Landlords are not allowed to question applicants about a disability or illness or ask to see medical records. Even if the prospective tenant is obviously disabled, such as in a wheelchair, it’s illegal to inquire how severe the disability is. Your intentions may even be well-intentioned but you can’t make decisions for the person wanting to rent from you. He or she must make those decisions for him/herself whether to check out that apartment with the stairs in back! You can only decide based upon the person’s ability to pay the rent and background check, as any other applicant.
However, once an applicant or tenant informs you of his/her disability and requests any accommodations provided for same, that is something you can discuss with the tenant. You still may not request medical records but now you are looking at what you must provide according to the Federal Fair Housing Act. You must make an effort to provide any reasonable requests, such as providing a nearby parking space if possible, changing anything you can to assist but you are not required to create unreasonable financial burden other than making it possible for the tenant to make his or her modifications.
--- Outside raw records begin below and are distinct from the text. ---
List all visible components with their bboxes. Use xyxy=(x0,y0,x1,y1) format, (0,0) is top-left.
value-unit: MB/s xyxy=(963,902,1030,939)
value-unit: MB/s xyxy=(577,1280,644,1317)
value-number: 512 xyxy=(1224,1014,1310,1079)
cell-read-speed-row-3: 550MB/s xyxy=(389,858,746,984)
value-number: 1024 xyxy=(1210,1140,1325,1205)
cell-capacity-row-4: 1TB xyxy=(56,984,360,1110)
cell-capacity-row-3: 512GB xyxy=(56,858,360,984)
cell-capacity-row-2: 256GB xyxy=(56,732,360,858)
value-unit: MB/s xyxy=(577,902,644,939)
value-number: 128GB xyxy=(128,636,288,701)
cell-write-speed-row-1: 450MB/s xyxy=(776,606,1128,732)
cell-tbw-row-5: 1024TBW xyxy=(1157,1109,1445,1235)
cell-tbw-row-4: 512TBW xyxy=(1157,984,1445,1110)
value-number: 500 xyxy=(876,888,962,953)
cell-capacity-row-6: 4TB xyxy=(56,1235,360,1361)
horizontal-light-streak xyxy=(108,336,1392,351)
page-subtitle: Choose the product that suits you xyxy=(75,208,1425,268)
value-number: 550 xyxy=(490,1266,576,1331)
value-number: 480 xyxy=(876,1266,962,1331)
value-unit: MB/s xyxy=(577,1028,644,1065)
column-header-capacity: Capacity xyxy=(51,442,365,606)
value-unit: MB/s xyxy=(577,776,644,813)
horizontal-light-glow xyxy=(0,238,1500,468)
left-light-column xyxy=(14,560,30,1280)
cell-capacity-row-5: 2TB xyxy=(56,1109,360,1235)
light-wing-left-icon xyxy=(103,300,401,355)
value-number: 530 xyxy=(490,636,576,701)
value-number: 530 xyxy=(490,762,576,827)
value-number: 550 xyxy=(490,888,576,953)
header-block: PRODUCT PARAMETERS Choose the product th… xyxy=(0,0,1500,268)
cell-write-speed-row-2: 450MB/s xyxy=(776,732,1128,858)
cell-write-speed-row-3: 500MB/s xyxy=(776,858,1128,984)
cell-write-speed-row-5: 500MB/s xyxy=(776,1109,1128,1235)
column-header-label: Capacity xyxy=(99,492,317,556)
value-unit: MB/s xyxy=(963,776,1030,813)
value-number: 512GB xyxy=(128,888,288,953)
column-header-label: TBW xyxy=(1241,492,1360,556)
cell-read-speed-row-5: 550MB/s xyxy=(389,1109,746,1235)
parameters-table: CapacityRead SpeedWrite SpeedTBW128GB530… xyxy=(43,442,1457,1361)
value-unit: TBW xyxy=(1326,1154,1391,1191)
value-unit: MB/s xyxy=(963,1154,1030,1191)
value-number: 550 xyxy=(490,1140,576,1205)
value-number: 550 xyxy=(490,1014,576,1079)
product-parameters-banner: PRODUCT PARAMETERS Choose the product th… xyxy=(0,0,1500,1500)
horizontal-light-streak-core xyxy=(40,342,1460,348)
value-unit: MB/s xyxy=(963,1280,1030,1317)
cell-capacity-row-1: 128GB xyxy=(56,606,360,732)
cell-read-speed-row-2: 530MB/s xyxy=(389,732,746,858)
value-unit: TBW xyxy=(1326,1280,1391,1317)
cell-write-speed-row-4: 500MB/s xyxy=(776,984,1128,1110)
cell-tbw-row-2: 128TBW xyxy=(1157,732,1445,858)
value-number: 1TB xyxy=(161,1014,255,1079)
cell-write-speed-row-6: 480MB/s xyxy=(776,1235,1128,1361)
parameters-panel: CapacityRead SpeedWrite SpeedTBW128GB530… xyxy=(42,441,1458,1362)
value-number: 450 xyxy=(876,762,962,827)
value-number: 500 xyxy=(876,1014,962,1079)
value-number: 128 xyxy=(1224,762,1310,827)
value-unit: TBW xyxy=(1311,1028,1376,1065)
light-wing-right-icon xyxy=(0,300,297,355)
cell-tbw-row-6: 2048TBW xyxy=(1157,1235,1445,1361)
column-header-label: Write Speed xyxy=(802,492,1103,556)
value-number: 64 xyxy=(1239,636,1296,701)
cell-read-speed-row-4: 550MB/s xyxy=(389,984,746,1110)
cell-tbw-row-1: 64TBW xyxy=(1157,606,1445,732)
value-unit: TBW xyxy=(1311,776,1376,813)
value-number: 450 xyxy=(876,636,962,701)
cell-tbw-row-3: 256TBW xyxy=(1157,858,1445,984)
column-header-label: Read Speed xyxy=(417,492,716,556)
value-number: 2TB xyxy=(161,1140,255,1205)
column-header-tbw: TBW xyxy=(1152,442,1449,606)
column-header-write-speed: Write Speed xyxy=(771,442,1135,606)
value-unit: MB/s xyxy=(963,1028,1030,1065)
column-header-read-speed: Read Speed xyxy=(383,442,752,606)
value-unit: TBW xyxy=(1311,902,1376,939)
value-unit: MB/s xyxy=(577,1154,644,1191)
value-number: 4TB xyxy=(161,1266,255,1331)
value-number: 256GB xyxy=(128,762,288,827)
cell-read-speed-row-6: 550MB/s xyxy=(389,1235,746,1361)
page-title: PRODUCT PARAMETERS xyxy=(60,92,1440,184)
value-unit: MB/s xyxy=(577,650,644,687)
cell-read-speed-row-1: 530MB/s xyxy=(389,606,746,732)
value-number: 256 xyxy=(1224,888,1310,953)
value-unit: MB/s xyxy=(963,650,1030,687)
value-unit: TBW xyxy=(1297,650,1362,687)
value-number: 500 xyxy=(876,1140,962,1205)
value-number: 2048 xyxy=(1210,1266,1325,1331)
That requires housing providers simply to make reasonable modifications, such as allowing the person to install a ramp into the building or install grab bars in the bathroom. Those modifications are usually made at the tenant’s expense unless it’s a federally assisted housing unit. If you take on any expenses by choice, you do have the right to ask for a doctor’s letter informing you that the tenant does have a medical issue, just not any details of that issue.“For more information look at Section 504 of HUD.”
Other Federal Requirements from the Fair Housing Act that Owners should make assessable so that the disabled tenants are able to rent comfortably + properly add the grab bars:
“Requires that new covered multifamily housing be designed and constructed to be accessible. In covered multifamily housing consisting of 4 or more units with an elevator built for first occupancy after March 13, 1991, all units must comply with the following seven design and construction requirements of the Fair Housing Act:
o Accessible Entrance on an Accessible Route
o Accessible Public and Common-Use Areas
o Usable Doors
o Accessible Route Into and Through the Dwelling Unit
o Accessible Light Switches, Electrical Outlets, Thermostats, and Environmental Controls
o Reinforced Walls in Bathrooms
o Usable Kitchens and Bathrooms
In covered multifamily housing without an elevator that consists of 4 or more units built for first occupancy after March 13, 1991, all ground floor units must comply with the Fair Housing Act seven design and construction requirements.”
One last accommodation allowed to a disabled person is an assistance animal. There can be no pet fee or pet rent charged for an assistance animal. That is not a pet and must be allowed even in a “No-Pet” building or house. Assistance animals perform tasks for the disabled person, provide emotional support, may guide the blind or low vision, those with poor hearing, alert people with impending seizures, and many other disability related issues. If it’s an emotional support animal, the tenant can get an ESA letter from any doctor or therapist (per NOLO). However, for reasonable accommodation purposes, neither the Fair Housing Act or Section 504 requires an assistance animal to be individually trained or certified. Dogs are usually the assistance animal of choice but other animals can also qualify. A tenant can’t force an unreasonable animal, such as a horse, llama, or wild animal into your property. Most disabled persons do not bring animals with them anyway but if they do, open your doors. They are necessary.
All of these things are required of the owner but the same requirements of any tenant are required of a disabled tenant. You hold that tenant to the same background checks, payments of rent, not being a nuisance to neighbors, etc. As said, quite often, that tenant may be your best in the long run. He or she, if treated fairly, may treat you just as fairly if not better.